OPENING REMARKS (12:00-12:30):

Richard Utz. Chair,Literature, Media, and Communication department

SESSION 1 (12:30-1:45): Modern Ramifications of Medieval Traditions

  • “Medieval Construction – Foundation of Today’s Industry” (Brian Bowen, Professor of Practice, School of Building Construction, College of Architecture): A major transformation in the organizational framework of modern construction practices has interesting echoes of its medieval origins, which are relevant to understanding today’s challenges.
  • “Blacksmithing and Timber-Framed Houses: Pedagogy of Risk” (Hugh Crawford, PhD, Associate Professor, LMC): This presentation focuses on two forms of medieval technological practice–timber-frame construction and blacksmithing, and how teaching students how to forge iron and chop timber is an invaluable pedagogical tool, especially in the literature classroom.
  • “Biology and Germ Warfare” (Chrissy Spencer, PhD, Academic Professional, School of Biology): This presentation argues that biological or “germ” warfare is by no means a modern invention and explores the evidence for whether germ warfare may have contributed to the devastating spread of the “Black Death” in the middle ages.

SESSION 2: (2:00-3:15): Technical Communication in the Medieval and Early-Modern Periods:

  • “Tried and True Methods” (Krystina Madej, PhD, Visiting Assistant Professor, LMC): This talk exemplifies how two modern teaching methods; conversational role-playing and practical application, were successfully premiered in 1000 AD by Aelfric of Eynsham, who wrote The Colloquy to help students learn Latin.
  • “The Afterlives of Gawain: Illustration as Annotation in the Cotton Nero Ax Manuscript” (Leah Haught, PhD, Brittain Fellow, Writing and Communication Program): This presentation illuminates the relationship between text and image within one of the most-well known medieval tales, Sir Gawain and the Green Knight, adding much needed information about the context of its composition and reception.
  • “Bind Him Together and Say, “God speed”: Mnemonic Devices in a 15th-Century English Fencing Poem” (Kate Tanski, Brittain Fellow, Writing and Communication Program): This paper discusses the rhyming verse poem “On Fencing with the Two-Handed Sword,” an example of 15th-century technical communication that offers a historical precedent for modern military instruction in today’s “popular” forms.

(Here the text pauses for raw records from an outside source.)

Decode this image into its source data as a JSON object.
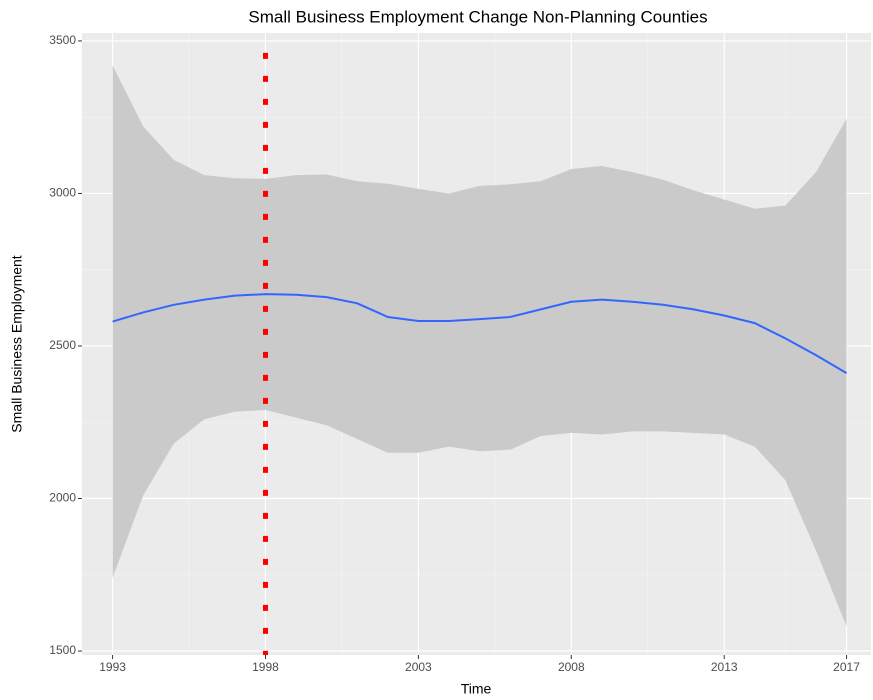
{
  "chart_data": {
    "type": "line",
    "title": "Small Business Employment Change Non-Planning Counties",
    "x_label": "Time",
    "y_label": "Small Business Employment",
    "x": [
      1993,
      1994,
      1995,
      1996,
      1997,
      1998,
      1999,
      2000,
      2001,
      2002,
      2003,
      2004,
      2005,
      2006,
      2007,
      2008,
      2009,
      2010,
      2011,
      2012,
      2013,
      2014,
      2015,
      2016,
      2017
    ],
    "series": [
      {
        "color": "#3366ff",
        "values": [
          2580,
          2610,
          2635,
          2652,
          2665,
          2670,
          2668,
          2660,
          2640,
          2595,
          2582,
          2582,
          2588,
          2595,
          2620,
          2645,
          2652,
          2645,
          2635,
          2620,
          2600,
          2575,
          2525,
          2470,
          2411
        ],
        "upper": [
          3420,
          3220,
          3110,
          3060,
          3050,
          3048,
          3060,
          3062,
          3040,
          3032,
          3015,
          3000,
          3025,
          3030,
          3040,
          3080,
          3090,
          3070,
          3045,
          3010,
          2980,
          2950,
          2960,
          3070,
          3245
        ],
        "lower": [
          1740,
          2010,
          2180,
          2260,
          2285,
          2290,
          2265,
          2240,
          2195,
          2150,
          2150,
          2170,
          2155,
          2160,
          2205,
          2215,
          2210,
          2220,
          2220,
          2215,
          2210,
          2170,
          2060,
          1830,
          1580
        ],
        "band_color": "#cacaca"
      }
    ],
    "reference_line": {
      "x": 1998,
      "color": "#ff0000"
    },
    "xlim": [
      1992,
      2017.8
    ],
    "ylim": [
      1487,
      3526
    ],
    "xticks": [
      1993,
      1998,
      2003,
      2008,
      2013,
      2017
    ],
    "yticks": [
      1500,
      2000,
      2500,
      3000,
      3500
    ],
    "grid": true
  }
}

SESSION 3 (3:30-4:45): Using Modern Technology to Analyze and Teach the Past

  • “Tracing the Steps of Touring Actors: Using REED Records and GIS to Illuminate Sixteenth-Century Performance Practices” (Diane Jakacki, PhD, Brittain Fellow, Writing and Communication Program): This paper addresses how historical records can be combined with geospatial information systems (GIS) to generate touring patterns by acting troupes; an invaluable new temporo-spatial methodology for generating a robust model of the movements of the 16th-century Queen’s Men.
  • “Neo-Medieval Fantasy in Video Games” (Celia Pearce, PhD, Associate Professor of Digital Media, LMC): This paper will explore the prevalence of neo-medieval themes in video games and pose some potential reasons why these themes are so pervasive in modern-day, high-tech media.
  • “Your Mission is to Rescue Lorenzo di Medici: A Demonstration of the Pedagogical Potentials of using Assassin’s Creed II for Teaching the Italian Renaissance” (Amanda Madden, PhD, Brittain Fellow, Writing and Communication Program): Based on teaching Assassin’s Creed II in an undergraduate composition classroom during the Spring and Fall semesters of 2012, this presentation explores the pedagogical potentials of a game as text to bring alive for students the social and cultural world of the Italian Renaissance.